Baptista habla de sí mismo como un nómada sin tierra que lo defina. Su libro es una búsqueda constante de un lugar cómodo desde el cual decirse, y en esa búsqueda se da su escritura. Allí es donde el lector podrá enfrentarse a estas páginas, y no en peripecias novelescas. El libro está estructurado en dos partes. La primera, titulada “Vuelta de campana”, trata acerca de Miguel Perrineau, un hombre adulto que describe las pequeñas miserias y alegrías de su vida, y trata también de un narrador cuyo problema principal es su incapacidad para escribir una novela titulada precisamente “Vuelta de campana” –recurso conocido–. La narración, como el propio libro explica en un momento, se da entre el discurso interior de Miguel consigo mismo, los diálogos que este mantiene con su entorno (principalmente su pareja), y la voz de un narrador omnisciente. El principal problema con estas voces llega con la sospecha constante de que todas ellas son en realidad la misma voz. El autor ni siquiera se ha preocupado demasiado por evitar estos solapamientos, haciendo que la lectura se transforme en un innecesario ir y venir por el terreno de las páginas.

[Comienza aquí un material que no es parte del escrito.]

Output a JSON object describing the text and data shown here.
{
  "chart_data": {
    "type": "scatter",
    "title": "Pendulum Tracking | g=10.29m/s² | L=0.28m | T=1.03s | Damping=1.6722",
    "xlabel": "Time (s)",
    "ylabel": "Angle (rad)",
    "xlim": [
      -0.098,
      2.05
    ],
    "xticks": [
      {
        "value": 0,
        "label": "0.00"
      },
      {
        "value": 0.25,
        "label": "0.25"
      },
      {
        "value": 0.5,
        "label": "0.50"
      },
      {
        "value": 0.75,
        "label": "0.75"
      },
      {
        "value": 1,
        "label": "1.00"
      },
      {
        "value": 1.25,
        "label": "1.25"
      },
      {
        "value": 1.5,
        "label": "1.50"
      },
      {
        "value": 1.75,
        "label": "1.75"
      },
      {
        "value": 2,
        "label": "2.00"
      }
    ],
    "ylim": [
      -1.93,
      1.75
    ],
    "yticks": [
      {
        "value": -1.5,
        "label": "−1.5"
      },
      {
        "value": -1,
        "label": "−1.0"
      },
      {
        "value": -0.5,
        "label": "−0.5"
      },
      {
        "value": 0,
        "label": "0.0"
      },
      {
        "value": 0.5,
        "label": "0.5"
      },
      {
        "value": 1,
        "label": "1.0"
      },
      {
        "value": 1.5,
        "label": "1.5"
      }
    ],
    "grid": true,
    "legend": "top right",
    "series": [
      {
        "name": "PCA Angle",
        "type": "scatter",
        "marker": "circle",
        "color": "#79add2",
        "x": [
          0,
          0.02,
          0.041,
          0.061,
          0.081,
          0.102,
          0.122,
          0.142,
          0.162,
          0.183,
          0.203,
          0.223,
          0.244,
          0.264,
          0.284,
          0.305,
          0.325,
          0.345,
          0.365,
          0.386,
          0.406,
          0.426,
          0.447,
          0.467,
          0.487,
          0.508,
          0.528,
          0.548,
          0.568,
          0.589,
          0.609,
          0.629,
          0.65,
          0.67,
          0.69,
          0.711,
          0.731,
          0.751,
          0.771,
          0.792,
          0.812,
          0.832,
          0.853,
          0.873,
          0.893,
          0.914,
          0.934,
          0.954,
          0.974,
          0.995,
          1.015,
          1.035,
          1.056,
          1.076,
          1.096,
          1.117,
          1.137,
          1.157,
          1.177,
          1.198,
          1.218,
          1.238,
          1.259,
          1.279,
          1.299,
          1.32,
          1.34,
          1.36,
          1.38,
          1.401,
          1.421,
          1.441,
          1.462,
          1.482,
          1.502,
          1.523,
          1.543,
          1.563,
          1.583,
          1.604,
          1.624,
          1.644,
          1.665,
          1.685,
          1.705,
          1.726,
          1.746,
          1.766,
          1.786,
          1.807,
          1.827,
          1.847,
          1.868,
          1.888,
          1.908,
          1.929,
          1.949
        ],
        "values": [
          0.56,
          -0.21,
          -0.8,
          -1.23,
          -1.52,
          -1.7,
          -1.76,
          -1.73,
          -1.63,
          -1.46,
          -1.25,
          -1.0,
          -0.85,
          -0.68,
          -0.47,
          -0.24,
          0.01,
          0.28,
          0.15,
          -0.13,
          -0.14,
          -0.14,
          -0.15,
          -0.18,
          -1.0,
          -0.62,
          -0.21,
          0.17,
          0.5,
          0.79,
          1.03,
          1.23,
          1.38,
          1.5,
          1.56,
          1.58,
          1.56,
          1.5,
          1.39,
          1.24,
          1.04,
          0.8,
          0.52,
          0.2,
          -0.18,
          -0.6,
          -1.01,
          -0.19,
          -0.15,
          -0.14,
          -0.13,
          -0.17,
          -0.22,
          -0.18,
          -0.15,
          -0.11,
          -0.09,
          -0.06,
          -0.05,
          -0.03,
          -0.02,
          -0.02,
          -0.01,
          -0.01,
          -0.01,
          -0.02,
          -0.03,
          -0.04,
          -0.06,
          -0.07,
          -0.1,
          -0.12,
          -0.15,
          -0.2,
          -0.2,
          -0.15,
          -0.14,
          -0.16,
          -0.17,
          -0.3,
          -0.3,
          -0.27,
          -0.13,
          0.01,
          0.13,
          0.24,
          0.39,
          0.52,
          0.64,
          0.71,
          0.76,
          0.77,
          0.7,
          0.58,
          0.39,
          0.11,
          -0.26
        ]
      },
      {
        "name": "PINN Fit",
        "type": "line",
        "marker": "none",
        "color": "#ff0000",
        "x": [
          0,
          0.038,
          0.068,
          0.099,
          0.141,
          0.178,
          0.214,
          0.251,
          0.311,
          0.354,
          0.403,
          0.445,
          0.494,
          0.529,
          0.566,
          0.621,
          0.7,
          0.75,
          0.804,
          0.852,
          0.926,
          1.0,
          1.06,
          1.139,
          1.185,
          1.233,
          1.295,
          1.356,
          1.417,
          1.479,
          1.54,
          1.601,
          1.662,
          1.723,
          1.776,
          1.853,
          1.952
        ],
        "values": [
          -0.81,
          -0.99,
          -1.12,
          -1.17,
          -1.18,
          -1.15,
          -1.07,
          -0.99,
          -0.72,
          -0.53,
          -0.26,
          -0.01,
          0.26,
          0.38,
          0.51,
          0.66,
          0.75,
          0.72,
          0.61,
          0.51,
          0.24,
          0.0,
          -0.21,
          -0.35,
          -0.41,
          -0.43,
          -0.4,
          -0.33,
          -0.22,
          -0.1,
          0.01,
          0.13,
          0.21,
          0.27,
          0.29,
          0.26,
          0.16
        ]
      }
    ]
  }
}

La segunda parte del libro, “Anales de una creación y una tragedia, por Miguel Perrineau”, confirma el movimiento. El personaje ha tomado definitivamente las riendas más allá de los deseos del propio narrador del libro: “siempre aborrecí las novelas en que el protagonista era un escritor. Me parecía una incapacidad de los escritores contemporáneos de crear una obra enteramente de ficción. Tenía razón”.

Es muy común escuchar que la literatura, como el amor, sólo tiene historia cuando pasan cosas malas, es decir, no tenemos una literatura de la feliz y apacible vida conyugal (al menos no una literatura que valga la pena), y no la tenemos porque simplemente no existe: hasta el matrimonio más tranquilo atraviesa situaciones que lo ponen a prueba, si es que hay amor, claro. Lo mismo con la literatura. La aparente inexistencia de estas instancias en Vuelta de campana más bien señala cierta impotencia para mostrarlas. Las descripciones que se hacen del hastío de vivir son delicadas y acertadas, es cierto, pero están dichas en un régimen que sólo interesaría a quien estuviera vinculado amistosamente con el autor, y es complicado hacer literatura desde un sectarismo emocional. Se habla de problemas existenciales sin tapujos ni elaboraciones intelectualoides, pero la expresión, lejos de ser descarnada, se muestra perdida. Cuando finalmente llegan momentos de drama, la acción ha sido dilatada tan largamente que la resolución pasa sin pena ni gloria por entre las líneas del papel. Hay una intención de exprimir la cotidianidad, uno lee y podría decir que no pasa nada, pero se ha visto a gente escribir maravillosamente sobre la nada (El discurso vacío, de Levrero, como para empezar, y de ahí en adelante un racimo de ejemplos). En esta ausencia de acción, Vuelta de campana se parece a una imagen descrita en el propio libro: un velero que hunde su palo mayor en el agua para dar una vuelta sobre sí mismo; con la salvedad de que en este caso el velero queda sumido boca abajo, sin poder emerger del fondo marino.

Se han escurrido ríos de tinta tratando de dilucidar si la novela está viva, si hay que seguir escribiéndolas o no, cuestiones que poco interesan a quienes en definitiva usan la palabra como vehículo de expresión y las herramientas que tienen a mano para, mal que bien, mentir un poco. En definitiva, cuando un escritor siente que tiene algo nuevo para decir, los géneros y las formas usadas son obstáculos a sobrepasar, y como dijo Onetti en un vaticinio de 1966: “ese supuesto sobreviviente preferirá hablar con la mayor claridad que le sea posible de la absurda aventura que significa el paso de la gente sobre la Tierra. Y evitará, también dentro de lo posible, mortificar a sus oyentes con literatosis”.